A translation by $x^\nu \to x^\nu - \epsilon^\nu$ corresponds to an infinitesimal transformation of the fields, by
$$\phi \to \phi + \epsilon^\nu \partial_\nu \phi$$
as we are performing an active rather than passive transformation. The Lagrangian transforms as,
$$\mathcal{L}\to \mathcal{L}+\epsilon^\nu \partial_\nu \mathcal{L}$$
by substituting $\phi$ into the Lagrangian. Notice the change is up to a total derivative, and hence Noether's theorem is applicable to the symmetry. The conserved current density is given by,
$$j^\mu = \frac{\partial\mathcal{L}}{\partial(\partial_\mu\phi)}X(\phi)-F^\mu(\phi)$$
where $X=\delta\phi$ and $F^\mu$ is such that $\partial_\mu F^\mu=\delta \mathcal{L}$ infinitesimally. For our case, we obtain the symmetric stress-energy tensor (analogous to that of general relativity),
$$T^\mu_\nu=\frac{\partial \mathcal{L}}{\partial(\partial_\mu \phi)} \partial_\nu \phi - \delta^\mu_\nu \mathcal{L}$$
where the Kronecker delta is raised with the Minkowski metric. The current satisfies, $\partial_\mu T^{\mu}_\nu = 0$, and the corresponding Noether charge,
$$E=\int \mathrm{d}^3 x \, T^{00}$$
is the total energy of the system, whereas,
$$P^i = \int \mathrm{d}^3 x \, T^{0i}$$
is the $i$th component of the total momentum of the field, where $i=(x,y,z)$ only.

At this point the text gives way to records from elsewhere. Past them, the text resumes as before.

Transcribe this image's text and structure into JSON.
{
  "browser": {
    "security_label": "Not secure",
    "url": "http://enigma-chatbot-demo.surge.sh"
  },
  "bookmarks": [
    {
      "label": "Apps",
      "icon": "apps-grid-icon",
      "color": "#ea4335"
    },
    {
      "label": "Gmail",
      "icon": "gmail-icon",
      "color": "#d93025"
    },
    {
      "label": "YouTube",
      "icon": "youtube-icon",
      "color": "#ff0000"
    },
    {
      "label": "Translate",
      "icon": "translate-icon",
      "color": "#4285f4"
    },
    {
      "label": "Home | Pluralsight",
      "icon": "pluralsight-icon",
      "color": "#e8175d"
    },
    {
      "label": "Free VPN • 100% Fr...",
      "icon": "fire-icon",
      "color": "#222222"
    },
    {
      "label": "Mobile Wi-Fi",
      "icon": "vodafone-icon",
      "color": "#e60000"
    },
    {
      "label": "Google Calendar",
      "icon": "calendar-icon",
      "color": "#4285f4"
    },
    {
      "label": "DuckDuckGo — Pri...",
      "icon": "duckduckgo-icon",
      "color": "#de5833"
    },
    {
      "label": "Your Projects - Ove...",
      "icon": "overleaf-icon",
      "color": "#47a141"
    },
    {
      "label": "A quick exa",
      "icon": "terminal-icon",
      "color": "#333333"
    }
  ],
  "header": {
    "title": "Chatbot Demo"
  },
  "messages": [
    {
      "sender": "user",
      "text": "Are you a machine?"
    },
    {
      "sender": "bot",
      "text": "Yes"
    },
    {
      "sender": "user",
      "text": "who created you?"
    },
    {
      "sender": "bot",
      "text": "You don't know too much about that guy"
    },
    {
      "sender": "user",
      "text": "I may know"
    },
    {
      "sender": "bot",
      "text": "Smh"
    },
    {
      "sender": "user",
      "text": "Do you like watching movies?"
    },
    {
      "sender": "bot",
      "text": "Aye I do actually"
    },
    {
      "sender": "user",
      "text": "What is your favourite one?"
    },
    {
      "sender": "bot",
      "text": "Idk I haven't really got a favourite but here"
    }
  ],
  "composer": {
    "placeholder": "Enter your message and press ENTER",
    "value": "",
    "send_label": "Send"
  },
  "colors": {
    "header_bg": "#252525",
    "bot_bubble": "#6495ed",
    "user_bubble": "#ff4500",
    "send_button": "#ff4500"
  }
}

A caveat: the stress-energy tensor derived by Noether's theorem is not always symmetric, and may require the addition of a term which satisfies the continuity equation, and ensures symmetry in the indices.
Alternate Method
Recall to obtain the Einstein field equations in general relativity, we may vary the Einstein-Hilbert action,
$$S\sim \int \mathrm{d}^4 x \, \sqrt{-g} \, \left( R + \mathcal{L}\right)$$
Similarly, in quantum field theory, we may promote our Minkowski metric to a generic metric tensor, thereby replacing the kinetic term of the Lagrangian with covariant derivatives. Up to some constants, the stress-energy tensor is given by
$$T^{\mu\nu} \sim \frac{1}{\sqrt{-g}} \frac{\partial (\sqrt{-g}\mathcal{L})}{\partial g^{\mu\nu}}$$
evaluated at $g_{\mu\nu}=\eta_{\mu\nu}$, which is precisely the definition we implement when obtaining the Einstein field equations for general relativity.